Di tengah kecenderungan menjauhkan tasawuf dari ajaran Islam, Imam Al-Ghazali menghidangkan tasawuf yang bertumpu pada al-Qur’an dan Hadits. Kitab Ihya‘ Ulumuddin dipenuhi dengan rujukan dan kutipan dalil-dalil normatif Islam. Tahap-tahap  spiritual seperti zuhud, ridha, tawakkal, dan lain-lainnya diberikan pendasaran Qur’an dan Hadits. Dari sini tidak akan keliru sekiranya dikatakan bahwa corak tasawuf Al-Ghazali adalah khuluqi amali dan bukan falsafi. 

Dari dulu hingga sekarang, Al-Ghazali dipersepsi umat Islam secara luas hingga datang Ibnu Rusyd yang mengajukan sejumlah keberatan (kritik) terhadap Al-Ghazali. Namun, kritik orang-orang seperti Ibn Rusyd itu tak menggoyahkan kedudukan Al-Ghazali di mata umat Islam. 

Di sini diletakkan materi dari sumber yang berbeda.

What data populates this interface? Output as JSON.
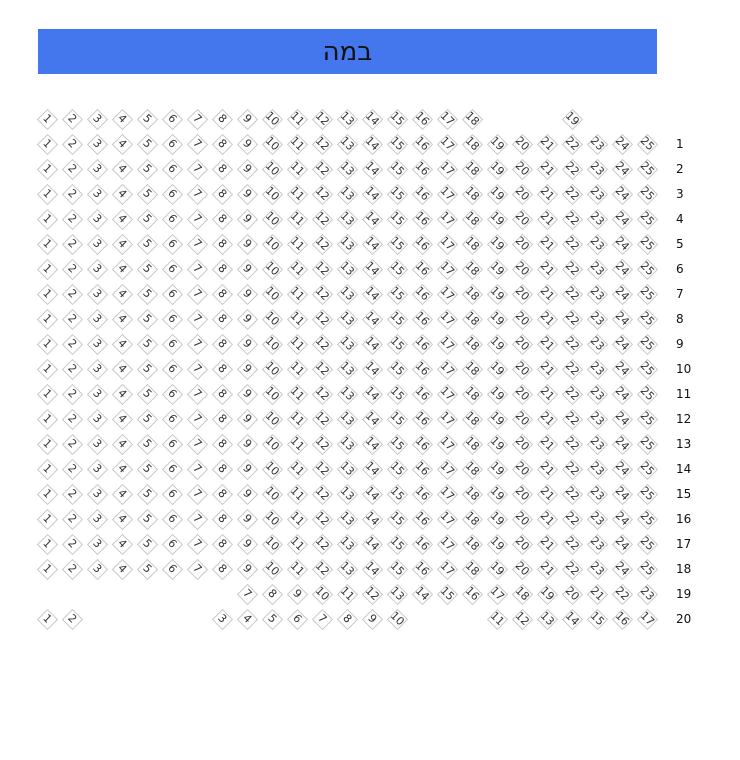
{
  "stage": {
    "label": "במה",
    "color": "#4477ee"
  },
  "rows": [
    {
      "label": "",
      "seats": [
        1,
        2,
        3,
        4,
        5,
        6,
        7,
        8,
        9,
        10,
        11,
        12,
        13,
        14,
        15,
        16,
        17,
        18,
        null,
        null,
        null,
        19
      ]
    },
    {
      "label": "1",
      "seats": [
        1,
        2,
        3,
        4,
        5,
        6,
        7,
        8,
        9,
        10,
        11,
        12,
        13,
        14,
        15,
        16,
        17,
        18,
        19,
        20,
        21,
        22,
        23,
        24,
        25
      ]
    },
    {
      "label": "2",
      "seats": [
        1,
        2,
        3,
        4,
        5,
        6,
        7,
        8,
        9,
        10,
        11,
        12,
        13,
        14,
        15,
        16,
        17,
        18,
        19,
        20,
        21,
        22,
        23,
        24,
        25
      ]
    },
    {
      "label": "3",
      "seats": [
        1,
        2,
        3,
        4,
        5,
        6,
        7,
        8,
        9,
        10,
        11,
        12,
        13,
        14,
        15,
        16,
        17,
        18,
        19,
        20,
        21,
        22,
        23,
        24,
        25
      ]
    },
    {
      "label": "4",
      "seats": [
        1,
        2,
        3,
        4,
        5,
        6,
        7,
        8,
        9,
        10,
        11,
        12,
        13,
        14,
        15,
        16,
        17,
        18,
        19,
        20,
        21,
        22,
        23,
        24,
        25
      ]
    },
    {
      "label": "5",
      "seats": [
        1,
        2,
        3,
        4,
        5,
        6,
        7,
        8,
        9,
        10,
        11,
        12,
        13,
        14,
        15,
        16,
        17,
        18,
        19,
        20,
        21,
        22,
        23,
        24,
        25
      ]
    },
    {
      "label": "6",
      "seats": [
        1,
        2,
        3,
        4,
        5,
        6,
        7,
        8,
        9,
        10,
        11,
        12,
        13,
        14,
        15,
        16,
        17,
        18,
        19,
        20,
        21,
        22,
        23,
        24,
        25
      ]
    },
    {
      "label": "7",
      "seats": [
        1,
        2,
        3,
        4,
        5,
        6,
        7,
        8,
        9,
        10,
        11,
        12,
        13,
        14,
        15,
        16,
        17,
        18,
        19,
        20,
        21,
        22,
        23,
        24,
        25
      ]
    },
    {
      "label": "8",
      "seats": [
        1,
        2,
        3,
        4,
        5,
        6,
        7,
        8,
        9,
        10,
        11,
        12,
        13,
        14,
        15,
        16,
        17,
        18,
        19,
        20,
        21,
        22,
        23,
        24,
        25
      ]
    },
    {
      "label": "9",
      "seats": [
        1,
        2,
        3,
        4,
        5,
        6,
        7,
        8,
        9,
        10,
        11,
        12,
        13,
        14,
        15,
        16,
        17,
        18,
        19,
        20,
        21,
        22,
        23,
        24,
        25
      ]
    },
    {
      "label": "10",
      "seats": [
        1,
        2,
        3,
        4,
        5,
        6,
        7,
        8,
        9,
        10,
        11,
        12,
        13,
        14,
        15,
        16,
        17,
        18,
        19,
        20,
        21,
        22,
        23,
        24,
        25
      ]
    },
    {
      "label": "11",
      "seats": [
        1,
        2,
        3,
        4,
        5,
        6,
        7,
        8,
        9,
        10,
        11,
        12,
        13,
        14,
        15,
        16,
        17,
        18,
        19,
        20,
        21,
        22,
        23,
        24,
        25
      ]
    },
    {
      "label": "12",
      "seats": [
        1,
        2,
        3,
        4,
        5,
        6,
        7,
        8,
        9,
        10,
        11,
        12,
        13,
        14,
        15,
        16,
        17,
        18,
        19,
        20,
        21,
        22,
        23,
        24,
        25
      ]
    },
    {
      "label": "13",
      "seats": [
        1,
        2,
        3,
        4,
        5,
        6,
        7,
        8,
        9,
        10,
        11,
        12,
        13,
        14,
        15,
        16,
        17,
        18,
        19,
        20,
        21,
        22,
        23,
        24,
        25
      ]
    },
    {
      "label": "14",
      "seats": [
        1,
        2,
        3,
        4,
        5,
        6,
        7,
        8,
        9,
        10,
        11,
        12,
        13,
        14,
        15,
        16,
        17,
        18,
        19,
        20,
        21,
        22,
        23,
        24,
        25
      ]
    },
    {
      "label": "15",
      "seats": [
        1,
        2,
        3,
        4,
        5,
        6,
        7,
        8,
        9,
        10,
        11,
        12,
        13,
        14,
        15,
        16,
        17,
        18,
        19,
        20,
        21,
        22,
        23,
        24,
        25
      ]
    },
    {
      "label": "16",
      "seats": [
        1,
        2,
        3,
        4,
        5,
        6,
        7,
        8,
        9,
        10,
        11,
        12,
        13,
        14,
        15,
        16,
        17,
        18,
        19,
        20,
        21,
        22,
        23,
        24,
        25
      ]
    },
    {
      "label": "17",
      "seats": [
        1,
        2,
        3,
        4,
        5,
        6,
        7,
        8,
        9,
        10,
        11,
        12,
        13,
        14,
        15,
        16,
        17,
        18,
        19,
        20,
        21,
        22,
        23,
        24,
        25
      ]
    },
    {
      "label": "18",
      "seats": [
        1,
        2,
        3,
        4,
        5,
        6,
        7,
        8,
        9,
        10,
        11,
        12,
        13,
        14,
        15,
        16,
        17,
        18,
        19,
        20,
        21,
        22,
        23,
        24,
        25
      ]
    },
    {
      "label": "19",
      "seats": [
        null,
        null,
        null,
        null,
        null,
        null,
        null,
        null,
        7,
        8,
        9,
        10,
        11,
        12,
        13,
        14,
        15,
        16,
        17,
        18,
        19,
        20,
        21,
        22,
        23
      ]
    },
    {
      "label": "20",
      "seats": [
        1,
        2,
        null,
        null,
        null,
        null,
        null,
        3,
        4,
        5,
        6,
        7,
        8,
        9,
        10,
        null,
        null,
        null,
        11,
        12,
        13,
        14,
        15,
        16,
        17
      ]
    }
  ]
}
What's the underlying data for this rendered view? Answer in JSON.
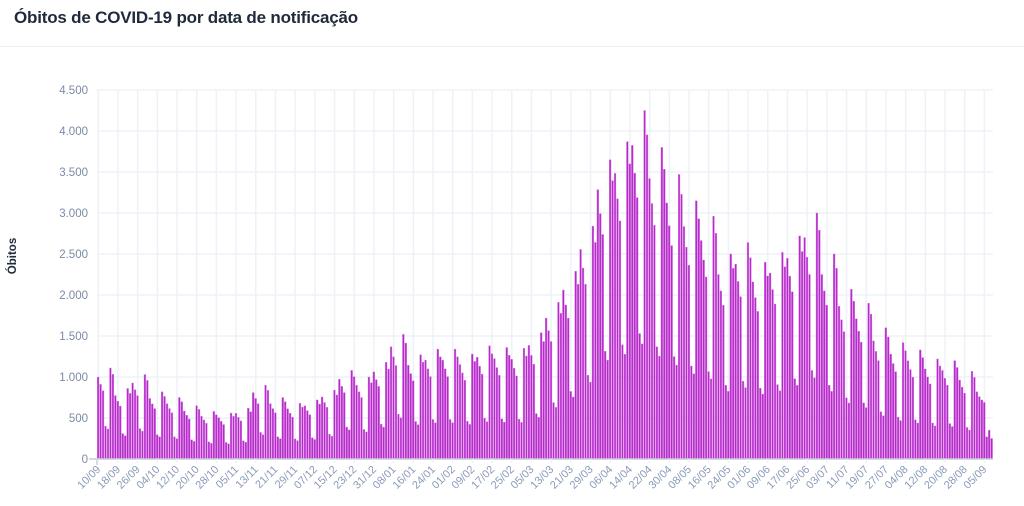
{
  "title": "Óbitos de COVID-19 por data de notificação",
  "colors": {
    "bar": "#b52ac9",
    "bar_edge": "#d77ee3",
    "grid": "#eef2f8",
    "axis": "#c8ccd4"
  },
  "chart_data": {
    "type": "bar",
    "title": "Óbitos de COVID-19 por data de notificação",
    "xlabel": "",
    "ylabel": "Óbitos",
    "ylim": [
      0,
      4500
    ],
    "yticks": [
      0,
      500,
      1000,
      1500,
      2000,
      2500,
      3000,
      3500,
      4000,
      4500
    ],
    "ytick_labels": [
      "0",
      "500",
      "1.000",
      "1.500",
      "2.000",
      "2.500",
      "3.000",
      "3.500",
      "4.000",
      "4.500"
    ],
    "grid": true,
    "start_date": "10/09",
    "xtick_every_days": 8,
    "xtick_labels": [
      "10/09",
      "18/09",
      "26/09",
      "04/10",
      "12/10",
      "20/10",
      "28/10",
      "05/11",
      "13/11",
      "21/11",
      "29/11",
      "07/12",
      "15/12",
      "23/12",
      "31/12",
      "08/01",
      "16/01",
      "24/01",
      "01/02",
      "09/02",
      "17/02",
      "25/02",
      "05/03",
      "13/03",
      "21/03",
      "29/03",
      "06/04",
      "14/04",
      "22/04",
      "30/04",
      "08/05",
      "16/05",
      "24/05",
      "01/06",
      "09/06",
      "17/06",
      "25/06",
      "03/07",
      "11/07",
      "19/07",
      "27/07",
      "04/08",
      "12/08",
      "20/08",
      "28/08",
      "05/09"
    ],
    "values": [
      999,
      910,
      833,
      400,
      366,
      1110,
      1032,
      774,
      705,
      645,
      310,
      284,
      860,
      800,
      927,
      845,
      773,
      371,
      340,
      1030,
      958,
      738,
      672,
      615,
      295,
      271,
      820,
      763,
      675,
      615,
      563,
      270,
      248,
      750,
      698,
      585,
      533,
      488,
      234,
      215,
      650,
      605,
      522,
      476,
      435,
      209,
      191,
      580,
      539,
      504,
      459,
      420,
      202,
      185,
      560,
      521,
      558,
      508,
      465,
      223,
      205,
      620,
      577,
      810,
      738,
      675,
      324,
      297,
      900,
      837,
      675,
      615,
      563,
      270,
      248,
      750,
      698,
      612,
      558,
      510,
      245,
      224,
      680,
      632,
      648,
      590,
      540,
      259,
      238,
      720,
      670,
      756,
      689,
      630,
      302,
      277,
      840,
      781,
      972,
      886,
      810,
      389,
      356,
      1080,
      1004,
      900,
      820,
      750,
      360,
      330,
      1000,
      930,
      1062,
      968,
      885,
      425,
      389,
      1180,
      1097,
      1368,
      1246,
      1140,
      547,
      502,
      1520,
      1414,
      1143,
      1041,
      953,
      457,
      419,
      1270,
      1181,
      1206,
      1099,
      1005,
      482,
      442,
      1340,
      1246,
      1206,
      1099,
      1005,
      482,
      442,
      1340,
      1246,
      1152,
      1050,
      960,
      461,
      422,
      1280,
      1190,
      1242,
      1132,
      1035,
      497,
      455,
      1380,
      1283,
      1224,
      1115,
      1020,
      490,
      449,
      1360,
      1265,
      1215,
      1107,
      1013,
      486,
      446,
      1350,
      1256,
      1386,
      1263,
      1155,
      554,
      508,
      1540,
      1432,
      1719,
      1566,
      1433,
      688,
      630,
      1910,
      1776,
      2061,
      1878,
      1718,
      824,
      756,
      2290,
      2130,
      2556,
      2329,
      2130,
      1022,
      937,
      2840,
      2641,
      3285,
      2993,
      2738,
      1314,
      1205,
      3650,
      3395,
      3483,
      3173,
      2903,
      1393,
      1277,
      3870,
      3599,
      3825,
      3485,
      3188,
      1530,
      1403,
      4250,
      3953,
      3420,
      3116,
      2850,
      1368,
      1254,
      3800,
      3534,
      3123,
      2845,
      2603,
      1249,
      1145,
      3470,
      3227,
      2835,
      2583,
      2363,
      1134,
      1040,
      3150,
      2930,
      2664,
      2427,
      2220,
      1066,
      977,
      2960,
      2753,
      2250,
      2050,
      1875,
      900,
      825,
      2500,
      2325,
      2376,
      2165,
      1980,
      950,
      871,
      2640,
      2455,
      2160,
      1968,
      1800,
      864,
      792,
      2400,
      2232,
      2268,
      2066,
      1890,
      907,
      832,
      2520,
      2344,
      2448,
      2230,
      2040,
      979,
      898,
      2720,
      2530,
      2700,
      2460,
      2250,
      1080,
      990,
      3000,
      2790,
      2250,
      2050,
      1875,
      900,
      825,
      2500,
      2325,
      1863,
      1697,
      1553,
      745,
      683,
      2070,
      1925,
      1710,
      1558,
      1425,
      684,
      627,
      1900,
      1767,
      1440,
      1312,
      1200,
      576,
      528,
      1600,
      1488,
      1278,
      1164,
      1065,
      511,
      469,
      1420,
      1321,
      1197,
      1091,
      998,
      479,
      439,
      1330,
      1237,
      1098,
      1000,
      915,
      439,
      403,
      1220,
      1135,
      1080,
      984,
      900,
      432,
      396,
      1200,
      1116,
      963,
      877,
      803,
      385,
      353,
      1070,
      995,
      820,
      760,
      720,
      690,
      270,
      350,
      250
    ]
  }
}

Argumen-argumen yang disuguhkan Al-Ghazali dalam Ihya’ Ulumddin terlalu kuat untuk di patahkan. Alih-alih patah, di tengah dunia kontemporer Islam yang disesaki dengan corak dan ekspresi keberislaman yang keras dan tandus. Pikiran-pikiran sufistik Al-Ghazali seperti menemukan relevansi dan signifikansi untuk hadir kembali. Ia menyuguhkan konsep cinta (mahabbah), tauhid (monoteisme), makhafah (takut), dan ma’rifah (pengetahuan). 

Baca Juga :

Menurut Al-Ghazali, cinta kepada Allah harus diwujudkan dalam bentuk cinta kepada seluruh makhluk Allah. Bahwa siapa yang menyayangi Allah, dengan sendirinya dia akan menyayangi makhluk-makhluk ciptaan Allah. 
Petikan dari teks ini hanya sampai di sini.